De nature pacifique, les Écossais pourront riposter en interdisant les manoeuvres anglaises en mer du Nord.
Une Écosse indépendante vue par l’Europe
Il ne faut pas oublier l’influence internationale de l’Angleterre, et le gouvernement écossais pourrait s’en mordre les doigts, puisque la Grande-Bretagne est à la fois le quatrième pays à accueillir les Investissements Directs à l’Étranger (IDE), mais aussi une puissance économique, membre de l’Union Européenne, plus grand marché commercial international qui représente prêt de 20 % du PIB mondial.

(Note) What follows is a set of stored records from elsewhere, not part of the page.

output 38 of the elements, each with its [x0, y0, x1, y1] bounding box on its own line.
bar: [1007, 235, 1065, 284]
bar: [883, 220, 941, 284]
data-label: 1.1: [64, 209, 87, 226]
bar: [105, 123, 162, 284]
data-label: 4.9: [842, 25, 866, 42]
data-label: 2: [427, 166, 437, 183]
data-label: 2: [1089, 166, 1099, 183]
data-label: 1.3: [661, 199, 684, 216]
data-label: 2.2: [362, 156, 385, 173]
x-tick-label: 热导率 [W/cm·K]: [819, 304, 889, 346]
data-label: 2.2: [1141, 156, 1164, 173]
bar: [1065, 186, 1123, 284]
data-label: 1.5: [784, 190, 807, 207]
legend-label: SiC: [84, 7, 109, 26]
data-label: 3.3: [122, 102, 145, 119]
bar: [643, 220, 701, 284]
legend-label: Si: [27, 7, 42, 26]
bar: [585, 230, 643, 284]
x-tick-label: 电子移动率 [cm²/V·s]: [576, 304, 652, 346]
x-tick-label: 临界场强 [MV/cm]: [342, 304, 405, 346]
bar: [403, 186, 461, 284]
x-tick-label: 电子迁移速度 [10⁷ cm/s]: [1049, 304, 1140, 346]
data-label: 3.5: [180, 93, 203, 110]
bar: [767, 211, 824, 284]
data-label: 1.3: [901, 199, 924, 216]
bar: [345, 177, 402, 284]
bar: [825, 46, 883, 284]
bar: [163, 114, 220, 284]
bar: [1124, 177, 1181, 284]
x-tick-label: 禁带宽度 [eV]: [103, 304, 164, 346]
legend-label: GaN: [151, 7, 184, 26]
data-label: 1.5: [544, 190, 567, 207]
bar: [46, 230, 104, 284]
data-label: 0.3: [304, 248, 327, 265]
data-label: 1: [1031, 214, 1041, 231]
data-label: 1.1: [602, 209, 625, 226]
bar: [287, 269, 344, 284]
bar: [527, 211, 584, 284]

Cette même Union Européenne qui reste partagée sur cette volonté d’indépendance. Comme le souligne le président de la Commission européenne, José-Manuel Barroso, il sera « difficile, voire impossible pour l’Écosse » d’intégrer l’Union européenne. En effet, toute adhésion requiert l’aval de tous ces membres. L’Angleterre pourrait se prononcer contre.
Perdre l’Écosse, reviendrait pour le Royaume-Uni à perdre en stature, et se séparer de l’Angleterre entraînerait pour l’Écosse un isolement sur la scène internationale. De plus, cette décision pourrait entraîner un effet boule de neige dans les provinces britanniques. Les communautés indépendantistes des Pays de Galles et l’Irlande du Nord ayant déjà fait entendre leurs revendications sécessionnistes.
L’Espagne aussi est préoccupée par ce résultat. Subdivisée en Comunidades Autónomas, elle doit gérer des volontés indépendantistes catalanes de moins en moins contenues.
D’ores et déjà, David Bowie et J.K. Rowling, auteur de la saga Harry Potter, se sont prononcés contre.
Alex Salmond nous donne rendez-vous en septembre prochain pour la tenue de ce référendum que les deux gouvernements s’engageront à respecter, en tant que décision du peuple écossais, et ce quelque soit son résultat.